However, here we are, three years later, and circumstances have changed massively. Spiking gas prices have brought the running costs of heat pumps and gas closer to parity with one another (with heat pumps claimed to be cheaper to run in certain circumstances); strengthening the argument in favour of them. Although I’d be brave man to suggest this is finally the year of the heat pump, the outlook is improving – albeit from a low base.

It has no doubt been aided by the government making the decision to support the technology more seriously than in previous years. Last year saw the launch of the Boiler Upgrade Scheme, which gives householders and small businesses in England and Wales access to grants of up to £6,000 to install either an air source or ground source heat pump.

Given the £450 million scheme aims to help 90,000 homes over three years, I don’t think it’s unfair to say that engagement with the scheme has been relatively disappointing so far. Just 11,510 applications have been received between its launch in May and the end of 2022, according to data from, the now defunct, Department of Business, Energy, and Industrial Strategy (BEIS).

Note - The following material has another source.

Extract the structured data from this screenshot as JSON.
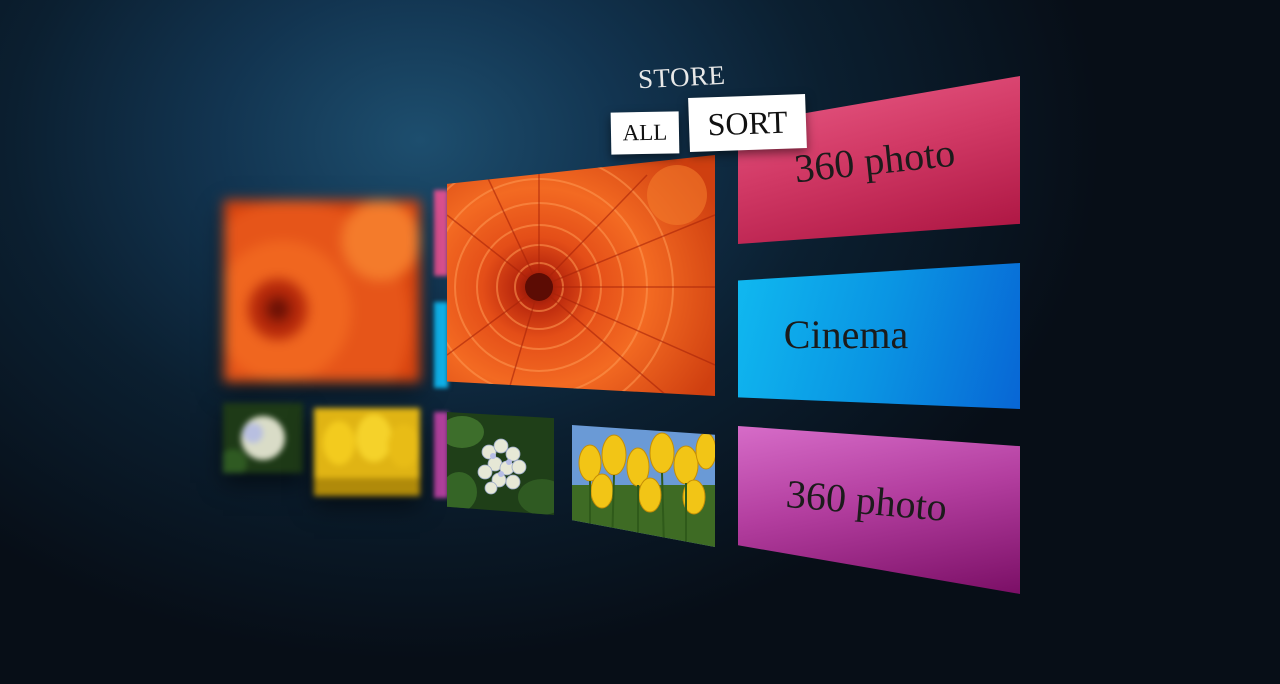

This isn’t the only area of investment from the government, however. Part of a £9.2 million Homes Decarbonisation Skills Training competition fund, available from BEIS, has allowed training providers, such as OFTEC, the opportunity to offer discounted heat pump training to installers. Unfortunately, this tranche of funding is only available until the end of March 2023, meaning that opportunities for installers to upskill more affordably are limited.

I think most would agree that the government needs to put its hands deeper into its pockets to truly stimulate the heat pump market, even with these steps in the right direction. The heat pump ‘revolution’ won’t happen without the appropriate financial incentives from government, so, until then, only expect limited growth.